Qualche sera fa, in uno svogliato zapping a stomaco pieno, mi sono imbattuto in Maccio Capatonda che promuoveva il suo primo film, L’italiano medio. A essere onesti non sono mai stato un suo fan sfegatato, per me Mai dire Gol si è concluso quando hanno smesso i vari Albanese, Bisio, Crozza, Dix, Hendel e il trio milanese, che poco dopo ha smesso anche di farmi ridere. Però devo dire che la scena della pasticca grazie a cui “il cervello lo usi solo il 2%” mi ha fatto ribaltare dal ridere. Insomma, Maccio ha colto nel segno e andrò volentieri al cinema a vederlo.

Terminate le risate sono ritornato serio e mi sono chiesto se l’italiano medio sia davvero fatto così. Siccome non sono antropologo, filosofo, politologo o sociologo e di calcio è meglio non parlare…mi sono concentrato su quello che conosco meglio, le automobili. Così ho aperto una battuta di caccia mentale all’italiano medio in auto, facendo abbastanza fatica a trovarlo in maniera univoca e scoprendo invece trovato tante tendenze che si sono susseguite nel tempo. Le chiamo tendenze per essere carino, ma la definizione giusta sarebbe “mandria di pecore che si muove seguendone una”. Tralasciando i luoghi comuni che si sentono sulle automobili, su cui davvero si potrebbe scrivere un libro, basta guardarsi intorno alla ricerca delle copie-carbone. Ovviamente da questo discorso sono esentati tutti quelli che possono spendere poco, per cui l’auto è solo una imprescindibile e pesante voce di spesa.
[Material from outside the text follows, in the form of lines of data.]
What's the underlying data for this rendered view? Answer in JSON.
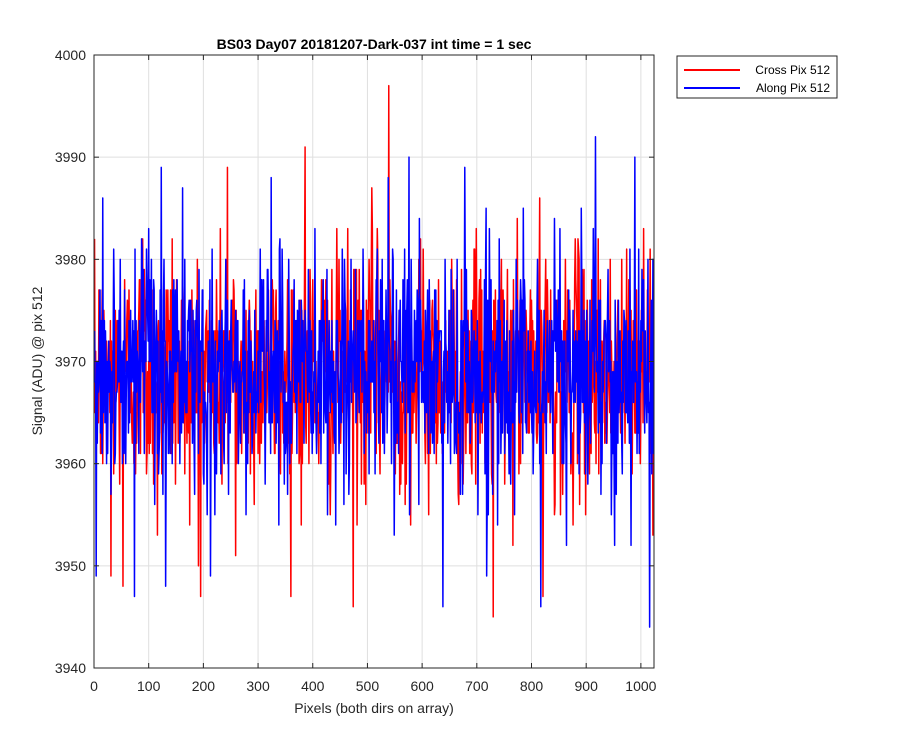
{
  "chart_data": {
    "type": "line",
    "title": "BS03 Day07 20181207-Dark-037 int time = 1 sec",
    "xlabel": "Pixels (both dirs on array)",
    "ylabel": "Signal (ADU) @ pix 512",
    "xlim": [
      0,
      1024
    ],
    "ylim": [
      3940,
      4000
    ],
    "xticks": [
      0,
      100,
      200,
      300,
      400,
      500,
      600,
      700,
      800,
      900,
      1000
    ],
    "yticks": [
      3940,
      3950,
      3960,
      3970,
      3980,
      3990,
      4000
    ],
    "grid": true,
    "legend_position": "outside-top-right",
    "series": [
      {
        "name": "Cross Pix 512",
        "color": "#ff0000",
        "stats": {
          "mean": 3969,
          "std": 6
        },
        "anchor_points": [
          {
            "x": 0,
            "y": 3982
          },
          {
            "x": 15,
            "y": 3960
          },
          {
            "x": 30,
            "y": 3949
          },
          {
            "x": 52,
            "y": 3948
          },
          {
            "x": 88,
            "y": 3982
          },
          {
            "x": 115,
            "y": 3953
          },
          {
            "x": 142,
            "y": 3982
          },
          {
            "x": 190,
            "y": 3950
          },
          {
            "x": 243,
            "y": 3989
          },
          {
            "x": 258,
            "y": 3951
          },
          {
            "x": 385,
            "y": 3991
          },
          {
            "x": 473,
            "y": 3946
          },
          {
            "x": 507,
            "y": 3987
          },
          {
            "x": 538,
            "y": 3997
          },
          {
            "x": 729,
            "y": 3945
          },
          {
            "x": 820,
            "y": 3947
          },
          {
            "x": 1004,
            "y": 3983
          }
        ]
      },
      {
        "name": "Along Pix 512",
        "color": "#0000ff",
        "stats": {
          "mean": 3969,
          "std": 6
        },
        "anchor_points": [
          {
            "x": 3,
            "y": 3949
          },
          {
            "x": 15,
            "y": 3986
          },
          {
            "x": 73,
            "y": 3947
          },
          {
            "x": 122,
            "y": 3989
          },
          {
            "x": 130,
            "y": 3948
          },
          {
            "x": 212,
            "y": 3949
          },
          {
            "x": 537,
            "y": 3988
          },
          {
            "x": 575,
            "y": 3990
          },
          {
            "x": 637,
            "y": 3946
          },
          {
            "x": 816,
            "y": 3946
          },
          {
            "x": 916,
            "y": 3992
          },
          {
            "x": 988,
            "y": 3990
          },
          {
            "x": 1015,
            "y": 3944
          }
        ]
      }
    ]
  }
}
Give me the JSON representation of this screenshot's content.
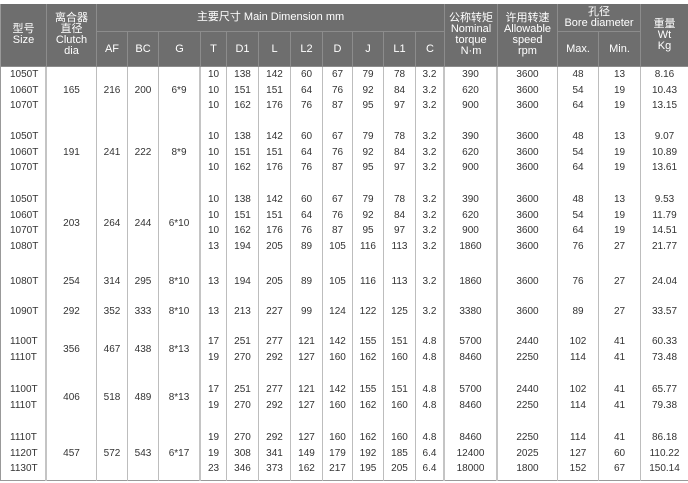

Andando a memoria, ricordo il boom della Volkswagen Golf IV alla fine degli anni Novanta, c’era gente che avrebbe ucciso per una Tdi 110 Cv, poi quelli successivi dell’Audi A3 e della Bmw Serie 1 (la 120d solo per chi poteva spendere sul serio). Che dire poi della prima Mini, un “must-have” di tutte le teenager borghesi, delle Nissan Qashqai e Micra dCi, che facevano “understatement ma non troppo” e della Fiat 500, la prima auto dei giovani italiani ormai invecchiati? Tutte auto validissime, che sono riuscite a intercettare una certa fetta di pubblico e a creare un desiderio di imitazione, spesso basato su ragioni davvero poco concrete. E non è certamente, solo, una questione di prezzo, altrimenti non si spiegherebbe né il successo della Dacia Duster, una Suv low-cost che è diventata cool, né quello della Smart, una “mezza-macchina”, che costa come una intera.

Insomma, la scelta l’automobile si conferma più che mai un fatto culturale, guidato da motivazioni che cambiano in ogni Paese, regione, città o provincia. Il filo conduttore, però, è sempre lo stesso: l‘estetica. Sono le auto belle ad avere successo e lo conferma l’ultima ricerca Gfk Eurisko, secondo cui lo stile è il primo motivo di scelta, il rapporto qualità/prezzo il secondo e l’affidabilità il terzo. Come dire, l’importante è avere l’auto “giusta” per fare bella figura con gli altri, poi se si rompe me lo tengo per me e spendo in silenzio.